Flombaum Jonathan I, Junge Justin A, Hauser Marc D
Department of Psychology, Yale University, Box 208205, New Haven, CT 06520-8205, USA.
Cognition. 2005 Oct;97(3):315-25. doi: 10.1016/j.cognition.2004.09.004. Epub 2005 Jan 6.
Mathematics is a uniquely human capacity. Studies of animals and human infants reveal, however, that this capacity builds on language-independent mechanisms for quantifying small numbers (<4) precisely and large numbers approximately. It is unclear whether animals and human infants can spontaneously tap mechanisms for quantifying large numbers to compute mathematical operations. Moreover, all available work on addition operations in non-human animals has confounded number with continuous perceptual properties (e.g. volume, contour length) that correlate with number.
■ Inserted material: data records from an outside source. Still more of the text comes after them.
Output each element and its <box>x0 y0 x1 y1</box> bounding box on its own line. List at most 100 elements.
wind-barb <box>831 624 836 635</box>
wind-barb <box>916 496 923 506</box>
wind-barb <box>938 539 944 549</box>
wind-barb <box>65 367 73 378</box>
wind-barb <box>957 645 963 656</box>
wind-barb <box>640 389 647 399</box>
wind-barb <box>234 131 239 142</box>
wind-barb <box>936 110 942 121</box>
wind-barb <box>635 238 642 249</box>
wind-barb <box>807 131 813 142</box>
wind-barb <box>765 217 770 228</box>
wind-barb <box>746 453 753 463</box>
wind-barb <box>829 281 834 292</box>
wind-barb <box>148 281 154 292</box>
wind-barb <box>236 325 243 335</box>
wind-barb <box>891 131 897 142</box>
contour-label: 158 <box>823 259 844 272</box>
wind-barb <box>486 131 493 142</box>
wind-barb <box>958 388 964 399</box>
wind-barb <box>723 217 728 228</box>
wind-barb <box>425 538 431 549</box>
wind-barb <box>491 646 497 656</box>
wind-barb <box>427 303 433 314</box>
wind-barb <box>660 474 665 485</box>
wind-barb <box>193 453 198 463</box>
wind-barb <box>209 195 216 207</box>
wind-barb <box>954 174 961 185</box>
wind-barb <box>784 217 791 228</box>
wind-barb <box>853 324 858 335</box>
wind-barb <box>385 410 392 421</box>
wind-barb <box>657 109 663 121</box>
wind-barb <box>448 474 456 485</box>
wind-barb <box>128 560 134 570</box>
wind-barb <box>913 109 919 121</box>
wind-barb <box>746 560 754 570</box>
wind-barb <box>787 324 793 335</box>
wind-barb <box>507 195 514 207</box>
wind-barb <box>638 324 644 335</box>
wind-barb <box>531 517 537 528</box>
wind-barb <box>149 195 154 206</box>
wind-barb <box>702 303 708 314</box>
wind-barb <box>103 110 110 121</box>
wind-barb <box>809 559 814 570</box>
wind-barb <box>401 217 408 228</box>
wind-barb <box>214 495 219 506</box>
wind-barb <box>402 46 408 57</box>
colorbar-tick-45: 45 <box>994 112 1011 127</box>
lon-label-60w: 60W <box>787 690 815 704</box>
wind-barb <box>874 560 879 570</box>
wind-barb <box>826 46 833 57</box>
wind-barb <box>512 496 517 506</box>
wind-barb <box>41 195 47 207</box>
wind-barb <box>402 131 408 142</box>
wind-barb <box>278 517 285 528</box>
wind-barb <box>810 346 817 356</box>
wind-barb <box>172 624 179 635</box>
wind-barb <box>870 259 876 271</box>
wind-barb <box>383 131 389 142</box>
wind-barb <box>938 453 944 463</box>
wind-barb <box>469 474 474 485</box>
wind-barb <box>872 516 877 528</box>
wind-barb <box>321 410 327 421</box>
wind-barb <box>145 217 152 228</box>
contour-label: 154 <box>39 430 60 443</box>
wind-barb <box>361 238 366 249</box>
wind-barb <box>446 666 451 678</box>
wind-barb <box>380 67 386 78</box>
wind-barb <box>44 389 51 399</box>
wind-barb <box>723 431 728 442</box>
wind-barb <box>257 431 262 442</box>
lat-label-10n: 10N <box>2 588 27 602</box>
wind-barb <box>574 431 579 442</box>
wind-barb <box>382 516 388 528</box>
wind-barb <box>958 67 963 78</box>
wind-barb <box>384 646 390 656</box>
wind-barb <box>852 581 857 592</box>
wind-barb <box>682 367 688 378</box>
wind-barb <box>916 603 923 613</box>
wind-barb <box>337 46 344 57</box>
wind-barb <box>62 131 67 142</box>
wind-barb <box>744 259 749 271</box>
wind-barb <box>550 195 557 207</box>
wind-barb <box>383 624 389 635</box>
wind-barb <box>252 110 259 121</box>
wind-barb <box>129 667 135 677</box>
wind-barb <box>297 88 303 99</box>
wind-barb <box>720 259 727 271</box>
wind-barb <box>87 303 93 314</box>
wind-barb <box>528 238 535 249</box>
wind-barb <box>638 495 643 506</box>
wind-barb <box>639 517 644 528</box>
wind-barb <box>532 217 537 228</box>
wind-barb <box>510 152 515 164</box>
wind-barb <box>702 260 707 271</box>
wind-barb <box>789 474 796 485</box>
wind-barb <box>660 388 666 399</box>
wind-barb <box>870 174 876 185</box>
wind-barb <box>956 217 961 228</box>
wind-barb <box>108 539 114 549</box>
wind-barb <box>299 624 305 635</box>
This study shows that rhesus monkeys spontaneously compute addition operations over large numbers, as opposed to continuous extents, and that the limit on this ability is set by the ratio difference between two numbers as opposed to their absolute difference.
数学是人类独有的能力。然而,对动物和人类婴儿的研究表明,这种能力建立在独立于语言的机制之上,这些机制能够精确地量化小数目(<4),并大致量化大数目。目前尚不清楚动物和人类婴儿是否能够自发地利用量化大数目来进行数学运算的机制。此外,所有关于非人类动物加法运算的现有研究都将数字与与数字相关的连续感知属性(如体积、轮廓长度)混淆了。这项研究表明,恒河猴能够自发地对大数目而非连续范围进行加法运算,而且这种能力的限制是由两个数字之间的比例差异而非绝对差异所决定的。